Hari
ini, saya dapat kabar duka lagi. Dan lagi-lagi dari orang yang usianya tak jauh
berbeda, sama-sama angkatan 2007 saat kami masuk kuliah. Padahal,
baru seminggu kemarin, saya dapat kabar bahwa adik tingkat saya yang satu
jurusan di S1 meninggal dunia. Dan beberapa minggu sebelumnya, saya juga
mendapat kabar bahwa adik tingkat saya di almamater yang
sama meninggal dunia. Penyebabnya pun beragam. Ada yang tenggelam, sakit, dan
meninggal begitu saja ketika tidur.
Kejadian
yang beruntun ini, kembali mengingatkan saya bahwa kematian itu memang sangat
dekat. Sedekat udara yang kita hirup dan yang kita hembuskan. Ia
selalu bersama dengan kita dengan mengikuti ritme aliran darah yang dipompa
jantung. Kematian baru akan berhenti mengikuti di saat kita telah mati dan
menjadi bagian dari kematian itu sendiri. Bersamaan dengan berhentinya hembusan
nafas dan sirkulasi darah.
Saya
sempat berpikir bahwa mungkin kematian itu sederhana. Nafas berhenti
dan detak jantung berhenti. Setelah itu kita tidak akan merasakan apa-apa lagi,
dikubur, dan kita tidak memiliki urusan lagi dengan apapun itu di dunia ini.

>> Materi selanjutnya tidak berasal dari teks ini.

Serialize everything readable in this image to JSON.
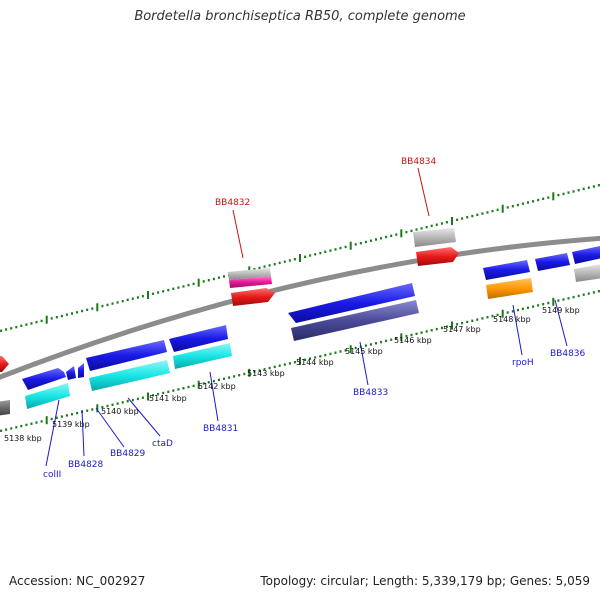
{
  "title": "Bordetella bronchiseptica RB50, complete genome",
  "footer": {
    "accession": "Accession: NC_002927",
    "summary": "Topology: circular; Length: 5,339,179 bp; Genes: 5,059"
  },
  "colors": {
    "backbone": "#8c8c8c",
    "tick_green": "#1a7a1a",
    "label_blue": "#1a1acc",
    "label_red": "#cc1111",
    "gene_blue": "#1a1ae6",
    "gene_cyan": "#19e6e6",
    "gene_red": "#e61a1a",
    "gene_grey": "#b8b8b8",
    "gene_magenta": "#e61a99",
    "gene_navy": "#4b4b99",
    "gene_orange": "#ff9900"
  },
  "scale_labels": [
    "5138 kbp",
    "5139 kbp",
    "5140 kbp",
    "5141 kbp",
    "5142 kbp",
    "5143 kbp",
    "5144 kbp",
    "5145 kbp",
    "5146 kbp",
    "5147 kbp",
    "5148 kbp",
    "5149 kbp"
  ],
  "gene_labels": [
    {
      "text": "colII",
      "color": "blue"
    },
    {
      "text": "BB4828",
      "color": "blue"
    },
    {
      "text": "BB4829",
      "color": "blue"
    },
    {
      "text": "ctaD",
      "color": "blue"
    },
    {
      "text": "BB4831",
      "color": "blue"
    },
    {
      "text": "BB4832",
      "color": "red"
    },
    {
      "text": "BB4833",
      "color": "blue"
    },
    {
      "text": "BB4834",
      "color": "red"
    },
    {
      "text": "rpoH",
      "color": "blue"
    },
    {
      "text": "BB4836",
      "color": "blue"
    }
  ]
}
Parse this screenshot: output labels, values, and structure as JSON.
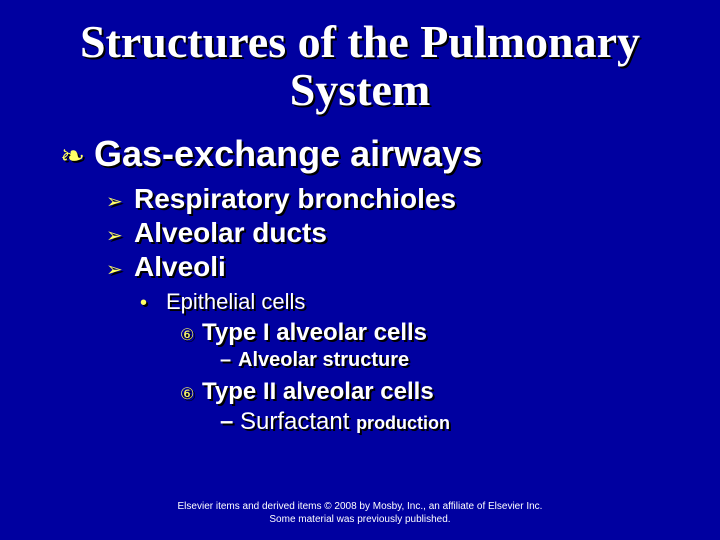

Mungkin rasanya akan sama seperti sebelum kita lahir ke dunia ini. Tidak
merasakan apa-apa, hampa dan kosong. Sederhana bukan? Bukankah kita baru tahu
bahwa kita ini manusia hidup setelah setahun atau dua tahun setelah kita
dilahirkan?.
Tapi
ternyata, kematian tidaklah sesederhana itu. Ia begitu kompleks, dan begitu
sulit dipahami terutama mengenai kapan ia akan datang. Dan ketika ia datang,
apakah kita sudah siap? Sayangnya, entah siap atau tidak, kita tidak bisa
mengelak. Kita tidak bisa memajukan ataupun memudurkan meskipun satu detik.
Kematian
melibatkan masa lalu, masa ketika mengalami proses kematian, dan pasca
kematian. Kematian adalah perkara ghaib dan misterius. Meskipun ilmu
pengetahuan telah dapat mengetahui dan menjelaskan penyebab kematian, entah
karena penyakit atau kecelakaan, namun ada banyak hal dari kematian yang hingga
kini masih misteri –ini menurut saya-. Sebagai orang yang beragama, saya percaya
sepenuhnya dengan apa yang diajarkan agama saya mengenai kematian dan kehidupan
setelah kematian. Saya tidak mau menerka-nerka lebih jauh lagi mengenai hal-hal
ghaib seputar kematian karena saya memang tidak tahu apa-apa. Cukup agama
menjadi pegangan saya ketika menyinggung kematian dan kehidupan pasca kematian.
Kematian
di usia muda yang beruntun dalam beberapa minggu ini, kembali mencuatkan
rasa kepo saya. Jika seandainya malaikat maut menjemput saya
hari ini, apakah ada ilmu yang telah saya tinggalkan? Adakah hal yang membuat
orang bisa ingat bahwa saya pernah hidup? Apakah hidup saya sudah bermanfaat
untuk orang lain? Apakah dengan lahirnya saya ke dunia ini telah memberikan
pengaruh baik terhadap kehidupan? paling tidak terhadap orang-orang di
lingkungan saya? Adakah amal jariyah yang manfaatnya terus
mengalir hingga saya meninggal dunia?
Sejenak
saya terdiam dan bermuhasabah diri, sambil mencari-cari jawaban atas pertanyaan
rasa kepo saya. Saya buka file-file yang tersimpan
dalam server otak saya, berharap segera mendapatkan jawabannya. Dan hasilnya,
saya tidak menemukan apa-apa. Sungguh, airmata ini tanpa diperintah,langsung
meyembul dari sudut mata dan perlahan merembes. Ternyata hingga saat ini saya
memang belum menjadi apa-apa dan belum berbuat apa-apa. Saya jadi makin malu
pada diri sendiri.
Saya
selalu kagum dengan Nabi Muhammad, hingga 14 abad semenjak wafatnya, ajarannya
masih dipeluk oleh > 1,4 Miliar manusia, Alkhawarizmi yang ilmu algoritmanya
masih dipakai hingga sekarang, Isaac Newton yang hukum-hukumnya masih
dipelajari, Thomas Alva Edison yang penemuannya masih bisa menerangi rumah di
malam hari, serta masih banyak lagi orang—orang yang telah tiada,
namun karya mereka masih bermanfaat untuk umat manusia. Dan hingga kini saya
masih menjadi pengagum mereka namun saya belum bisa menjadi seperti mereka.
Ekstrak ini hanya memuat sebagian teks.